Treatment of EGID can be divided into dietary modifications and pharmacotherapy. Food allergy testings and elimination and elemental diets should be considered and often are performed before a trial of corticosteroids. Corticosteroids are the mainstay of therapy and most patients have symptomatic response [1, 16, 20]. Treatment of EC has not been well established because of the low numbers of reported cases. In neonates, there has been some beneficial effect of withdrawing specific food triggers for cases with food allergies; however, in adults, the response of dietary modification is less clearer.

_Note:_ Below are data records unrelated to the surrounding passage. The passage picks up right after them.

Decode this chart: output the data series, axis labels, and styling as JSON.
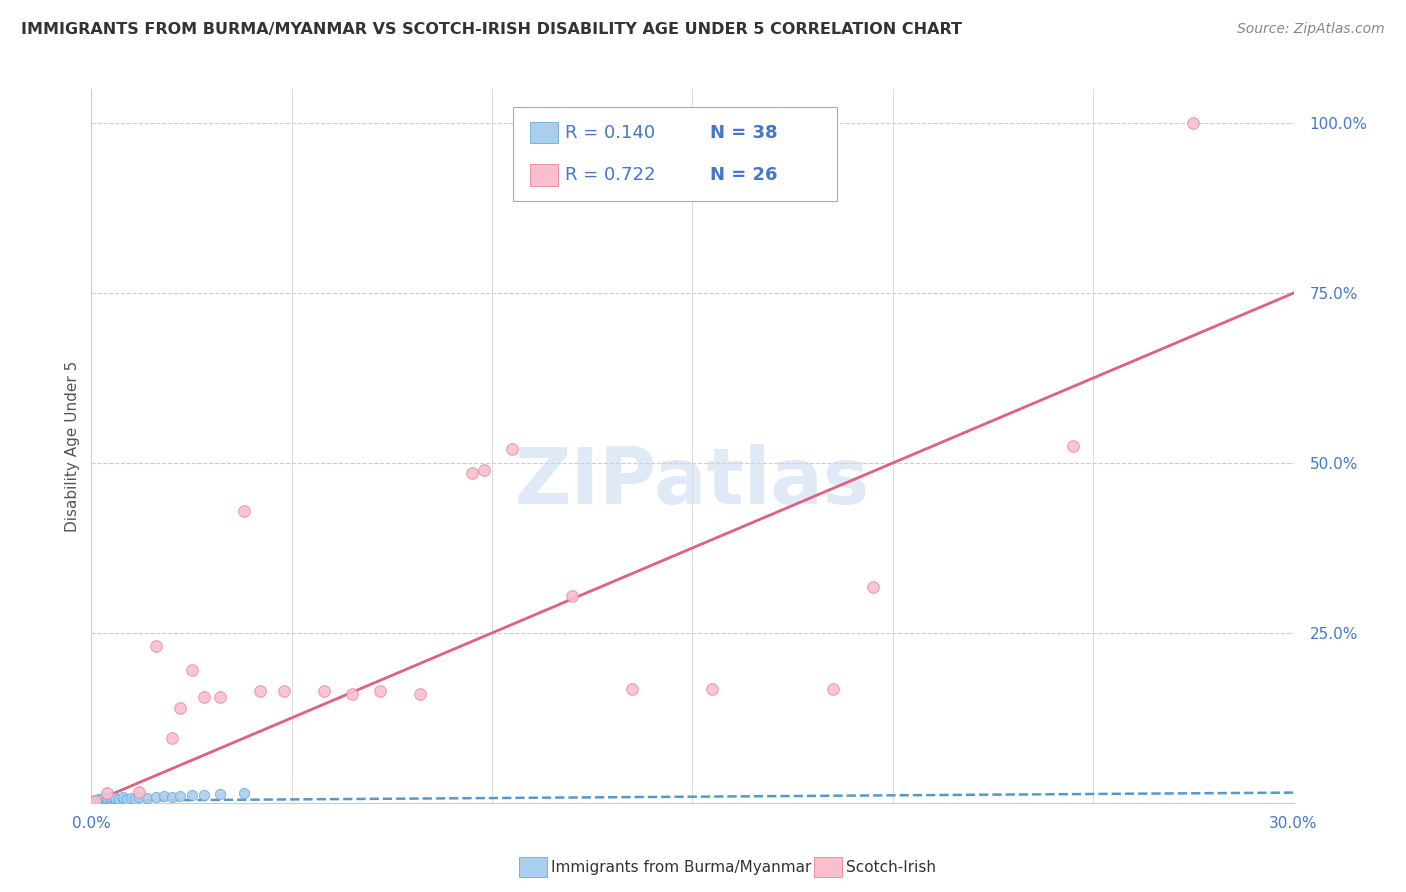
{
  "title": "IMMIGRANTS FROM BURMA/MYANMAR VS SCOTCH-IRISH DISABILITY AGE UNDER 5 CORRELATION CHART",
  "source": "Source: ZipAtlas.com",
  "ylabel": "Disability Age Under 5",
  "xlabel_blue": "Immigrants from Burma/Myanmar",
  "xlabel_pink": "Scotch-Irish",
  "xlim": [
    0.0,
    0.3
  ],
  "ylim": [
    0.0,
    1.05
  ],
  "yticks": [
    0.0,
    0.25,
    0.5,
    0.75,
    1.0
  ],
  "ytick_labels": [
    "",
    "25.0%",
    "50.0%",
    "75.0%",
    "100.0%"
  ],
  "xtick_left_label": "0.0%",
  "xtick_right_label": "30.0%",
  "r_blue": 0.14,
  "n_blue": 38,
  "r_pink": 0.722,
  "n_pink": 26,
  "blue_scatter_color": "#aacfee",
  "blue_edge_color": "#6aaad4",
  "blue_line_color": "#5599cc",
  "pink_scatter_color": "#f9bfcc",
  "pink_edge_color": "#e88098",
  "pink_line_color": "#e06080",
  "legend_text_color": "#4477cc",
  "grid_color": "#cccccc",
  "tick_label_color": "#4477cc",
  "title_color": "#333333",
  "source_color": "#888888",
  "ylabel_color": "#555555",
  "watermark_color": "#c8d8f0",
  "blue_scatter_x": [
    0.001,
    0.001,
    0.001,
    0.002,
    0.002,
    0.002,
    0.002,
    0.003,
    0.003,
    0.003,
    0.003,
    0.004,
    0.004,
    0.004,
    0.005,
    0.005,
    0.005,
    0.005,
    0.006,
    0.006,
    0.006,
    0.007,
    0.007,
    0.008,
    0.008,
    0.009,
    0.01,
    0.011,
    0.012,
    0.014,
    0.016,
    0.018,
    0.02,
    0.022,
    0.025,
    0.028,
    0.032,
    0.038
  ],
  "blue_scatter_y": [
    0.002,
    0.003,
    0.004,
    0.002,
    0.003,
    0.005,
    0.006,
    0.002,
    0.004,
    0.005,
    0.007,
    0.003,
    0.005,
    0.007,
    0.003,
    0.004,
    0.006,
    0.008,
    0.003,
    0.005,
    0.007,
    0.004,
    0.006,
    0.005,
    0.008,
    0.006,
    0.007,
    0.005,
    0.008,
    0.007,
    0.008,
    0.01,
    0.009,
    0.01,
    0.012,
    0.011,
    0.013,
    0.015
  ],
  "pink_scatter_x": [
    0.001,
    0.004,
    0.012,
    0.016,
    0.02,
    0.022,
    0.025,
    0.028,
    0.032,
    0.038,
    0.042,
    0.048,
    0.058,
    0.065,
    0.072,
    0.082,
    0.095,
    0.098,
    0.105,
    0.12,
    0.135,
    0.155,
    0.185,
    0.195,
    0.245,
    0.275
  ],
  "pink_scatter_y": [
    0.003,
    0.015,
    0.016,
    0.23,
    0.095,
    0.14,
    0.195,
    0.155,
    0.155,
    0.43,
    0.165,
    0.165,
    0.165,
    0.16,
    0.165,
    0.16,
    0.485,
    0.49,
    0.52,
    0.305,
    0.168,
    0.168,
    0.168,
    0.318,
    0.525,
    1.0
  ],
  "pink_trendline_x0": 0.0,
  "pink_trendline_y0": 0.0,
  "pink_trendline_x1": 0.3,
  "pink_trendline_y1": 0.75,
  "blue_trendline_x0": 0.0,
  "blue_trendline_y0": 0.003,
  "blue_trendline_x1": 0.3,
  "blue_trendline_y1": 0.015
}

In patients who present with abdominal symptoms, firstly, indications for surgical exploration must be ruled out, such as free intraabdominal air, volvulus, obstruction, or peritonitis. In all other patients with no such indications, corticosteroids have been found to be effective for symptom control in EC [21]. The majority of cases respond within 2 weeks of treatment; however, relapse is frequent and may require recurrent courses which may lead to steroid dependence. Budesonide has been shown to be effective in cases of EC, particularly in the right colon [21].
Eosinophilic colitis is seen very rarely. It may present acutely and may lead to surgical exploration because of the severe and fatal complications like haemorrhage and perforation. Early diagnosis and appropriate treatment is very important in such patients.